3.2. Prenons l'exemple d'un solénoïde tubulaire simple : lorsqu'un courant circule à l'une des extrémités de la bobine, et en appliquant la règle de la main droite, si l'on tient la bobine avec quatre doigts pointant dans le sens du courant, la direction indiquée par le pouce correspond au pôle nord du champ magnétique. L'intensité du champ magnétique est proportionnelle à l'intensité du courant et au nombre de spires de la bobine. Cette relation est décrite par la loi de Biot-Savart. Plus l'intensité du courant est élevée et plus le nombre de spires est important, plus le champ magnétique est intense.
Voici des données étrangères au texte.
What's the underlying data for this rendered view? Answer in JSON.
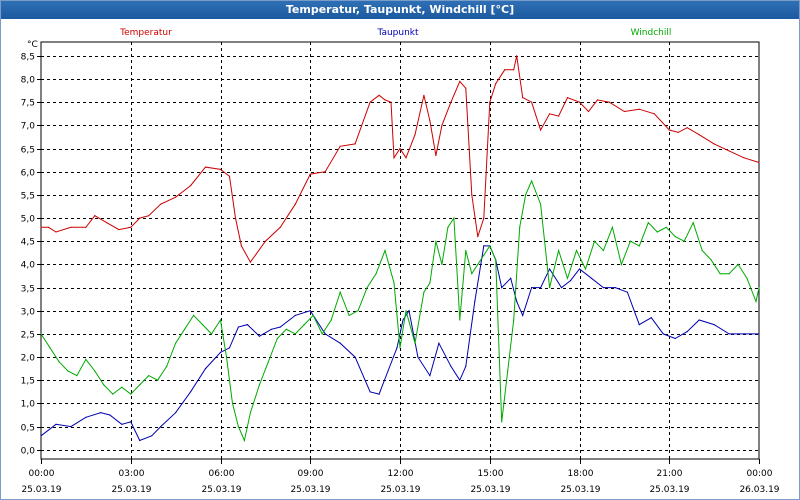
{
  "window": {
    "title": "Temperatur, Taupunkt, Windchill [°C]"
  },
  "chart_data": {
    "type": "line",
    "title": "Temperatur, Taupunkt, Windchill [°C]",
    "ylabel": "°C",
    "ylim": [
      -0.2,
      8.8
    ],
    "xlim": [
      0,
      24
    ],
    "grid": true,
    "y_ticks": [
      "0,0",
      "0,5",
      "1,0",
      "1,5",
      "2,0",
      "2,5",
      "3,0",
      "3,5",
      "4,0",
      "4,5",
      "5,0",
      "5,5",
      "6,0",
      "6,5",
      "7,0",
      "7,5",
      "8,0",
      "8,5"
    ],
    "x_ticks": [
      {
        "time": "00:00",
        "date": "25.03.19"
      },
      {
        "time": "03:00",
        "date": "25.03.19"
      },
      {
        "time": "06:00",
        "date": "25.03.19"
      },
      {
        "time": "09:00",
        "date": "25.03.19"
      },
      {
        "time": "12:00",
        "date": "25.03.19"
      },
      {
        "time": "15:00",
        "date": "25.03.19"
      },
      {
        "time": "18:00",
        "date": "25.03.19"
      },
      {
        "time": "21:00",
        "date": "25.03.19"
      },
      {
        "time": "00:00",
        "date": "26.03.19"
      }
    ],
    "series": [
      {
        "name": "Temperatur",
        "color": "#cc0000",
        "x": [
          0,
          0.25,
          0.5,
          1.0,
          1.5,
          1.8,
          2.2,
          2.6,
          3.0,
          3.3,
          3.6,
          4.0,
          4.5,
          5.0,
          5.5,
          6.0,
          6.3,
          6.5,
          6.7,
          7.0,
          7.5,
          8.0,
          8.5,
          9.0,
          9.5,
          10.0,
          10.5,
          11.0,
          11.3,
          11.5,
          11.7,
          11.8,
          12.0,
          12.2,
          12.5,
          12.8,
          13.0,
          13.2,
          13.4,
          13.7,
          14.0,
          14.2,
          14.4,
          14.6,
          14.8,
          15.0,
          15.2,
          15.5,
          15.8,
          15.9,
          16.1,
          16.4,
          16.7,
          17.0,
          17.3,
          17.6,
          18.0,
          18.3,
          18.6,
          19.0,
          19.5,
          20.0,
          20.5,
          21.0,
          21.3,
          21.6,
          22.0,
          22.5,
          23.0,
          23.5,
          24.0
        ],
        "values": [
          4.8,
          4.8,
          4.7,
          4.8,
          4.8,
          5.05,
          4.9,
          4.75,
          4.8,
          5.0,
          5.05,
          5.3,
          5.45,
          5.7,
          6.1,
          6.05,
          5.9,
          5.0,
          4.4,
          4.05,
          4.5,
          4.8,
          5.3,
          5.95,
          6.0,
          6.55,
          6.6,
          7.5,
          7.65,
          7.55,
          7.5,
          6.3,
          6.5,
          6.3,
          6.8,
          7.65,
          7.1,
          6.35,
          7.0,
          7.5,
          7.95,
          7.8,
          5.5,
          4.6,
          5.0,
          7.5,
          7.9,
          8.2,
          8.2,
          8.5,
          7.6,
          7.5,
          6.9,
          7.25,
          7.2,
          7.6,
          7.5,
          7.3,
          7.55,
          7.5,
          7.3,
          7.35,
          7.25,
          6.9,
          6.85,
          6.95,
          6.8,
          6.6,
          6.45,
          6.3,
          6.2
        ]
      },
      {
        "name": "Taupunkt",
        "color": "#0000b0",
        "x": [
          0,
          0.5,
          1.0,
          1.5,
          2.0,
          2.3,
          2.7,
          3.0,
          3.3,
          3.7,
          4.0,
          4.5,
          5.0,
          5.5,
          6.0,
          6.3,
          6.6,
          6.9,
          7.3,
          7.7,
          8.0,
          8.5,
          9.0,
          9.5,
          10.0,
          10.5,
          11.0,
          11.3,
          11.6,
          11.9,
          12.1,
          12.3,
          12.6,
          13.0,
          13.3,
          13.7,
          14.0,
          14.2,
          14.5,
          14.8,
          15.0,
          15.2,
          15.4,
          15.7,
          15.9,
          16.1,
          16.4,
          16.7,
          17.0,
          17.4,
          17.7,
          18.0,
          18.4,
          18.8,
          19.2,
          19.6,
          20.0,
          20.4,
          20.8,
          21.2,
          21.6,
          22.0,
          22.5,
          23.0,
          23.5,
          24.0
        ],
        "values": [
          0.3,
          0.55,
          0.5,
          0.7,
          0.8,
          0.75,
          0.55,
          0.6,
          0.2,
          0.3,
          0.5,
          0.8,
          1.25,
          1.75,
          2.1,
          2.2,
          2.65,
          2.7,
          2.45,
          2.6,
          2.65,
          2.9,
          3.0,
          2.5,
          2.3,
          2.0,
          1.25,
          1.2,
          1.7,
          2.2,
          2.8,
          3.0,
          2.0,
          1.6,
          2.3,
          1.8,
          1.5,
          1.8,
          3.2,
          4.4,
          4.4,
          4.1,
          3.5,
          3.7,
          3.2,
          2.9,
          3.5,
          3.5,
          3.9,
          3.5,
          3.65,
          3.9,
          3.7,
          3.5,
          3.5,
          3.4,
          2.7,
          2.85,
          2.5,
          2.4,
          2.55,
          2.8,
          2.7,
          2.5,
          2.5,
          2.5
        ]
      },
      {
        "name": "Windchill",
        "color": "#00aa00",
        "x": [
          0,
          0.3,
          0.6,
          0.9,
          1.2,
          1.5,
          1.8,
          2.1,
          2.4,
          2.7,
          3.0,
          3.3,
          3.6,
          3.9,
          4.2,
          4.5,
          4.8,
          5.1,
          5.4,
          5.7,
          6.0,
          6.2,
          6.4,
          6.6,
          6.8,
          7.0,
          7.3,
          7.6,
          7.9,
          8.2,
          8.5,
          8.8,
          9.1,
          9.4,
          9.7,
          10.0,
          10.3,
          10.6,
          10.9,
          11.2,
          11.5,
          11.8,
          12.0,
          12.2,
          12.5,
          12.8,
          13.0,
          13.2,
          13.4,
          13.6,
          13.8,
          14.0,
          14.2,
          14.4,
          14.6,
          14.8,
          15.0,
          15.2,
          15.4,
          15.6,
          15.8,
          16.0,
          16.2,
          16.4,
          16.7,
          17.0,
          17.3,
          17.6,
          17.9,
          18.2,
          18.5,
          18.8,
          19.1,
          19.4,
          19.7,
          20.0,
          20.3,
          20.6,
          20.9,
          21.2,
          21.5,
          21.8,
          22.1,
          22.4,
          22.7,
          23.0,
          23.3,
          23.6,
          23.9,
          24.0
        ],
        "values": [
          2.5,
          2.2,
          1.9,
          1.7,
          1.6,
          1.95,
          1.7,
          1.4,
          1.2,
          1.35,
          1.2,
          1.4,
          1.6,
          1.5,
          1.8,
          2.3,
          2.6,
          2.9,
          2.7,
          2.5,
          2.8,
          2.0,
          1.0,
          0.5,
          0.2,
          0.8,
          1.4,
          1.9,
          2.4,
          2.6,
          2.5,
          2.7,
          2.9,
          2.5,
          2.8,
          3.4,
          2.9,
          3.0,
          3.5,
          3.8,
          4.3,
          3.6,
          2.2,
          3.0,
          2.3,
          3.4,
          3.6,
          4.5,
          4.0,
          4.8,
          5.0,
          2.8,
          4.3,
          3.8,
          4.0,
          4.2,
          4.4,
          4.1,
          0.6,
          1.7,
          2.8,
          4.8,
          5.5,
          5.8,
          5.3,
          3.5,
          4.3,
          3.7,
          4.3,
          3.9,
          4.5,
          4.3,
          4.8,
          4.0,
          4.5,
          4.4,
          4.9,
          4.7,
          4.8,
          4.6,
          4.5,
          4.9,
          4.3,
          4.1,
          3.8,
          3.8,
          4.0,
          3.7,
          3.2,
          3.5
        ]
      }
    ]
  }
}
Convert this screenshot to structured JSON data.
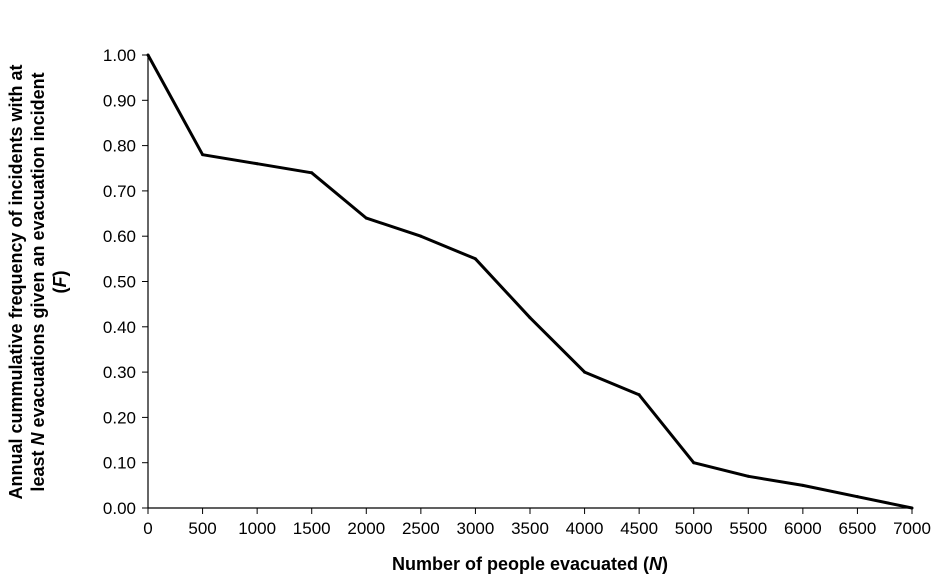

3.3 Processus de pilotage des touches du clavier
3.3.1. Dans un dispositif de test de clavier, lorsque l'électroaimant est alimenté, un champ magnétique est généré. Ce champ attire les parties métalliques des touches (axe, pièces métalliques, etc.). Pour les claviers mécaniques, l'axe des touches contient généralement des pièces métalliques ; le champ magnétique généré par l'électroaimant attire cet axe vers le bas, simulant ainsi l'enfoncement d'une touche.
3.3.2. Prenons l'exemple d'un clavier mécanique à axe bleu classique : la force du champ magnétique générée par l'électroaimant agit sur la partie métallique de l'axe bleu, surmontant la force élastique et le frottement de l'axe. Ce dernier se déplace alors vers le bas, déclenchant le circuit interne du clavier et générant un signal de frappe. Lorsque l'électroaimant est mis hors tension, le champ magnétique disparaît et l'axe de la touche revient à sa position initiale grâce à sa propre force élastique (comme celle d'un ressort), simulant ainsi le relâchement de la touche.
3.3.3 Processus de contrôle et de test du signal
- Le système de contrôle du testeur de clavier gère les temps de mise sous tension et hors tension de l'électroaimant afin de simuler différents modes de fonctionnement des touches, tels que la pression courte, la pression longue, etc. En détectant si le clavier peut générer correctement des signaux électriques (via le circuit et l'interface du clavier) lors de ces opérations de touches simulées, la fonction des touches du clavier peut être testée.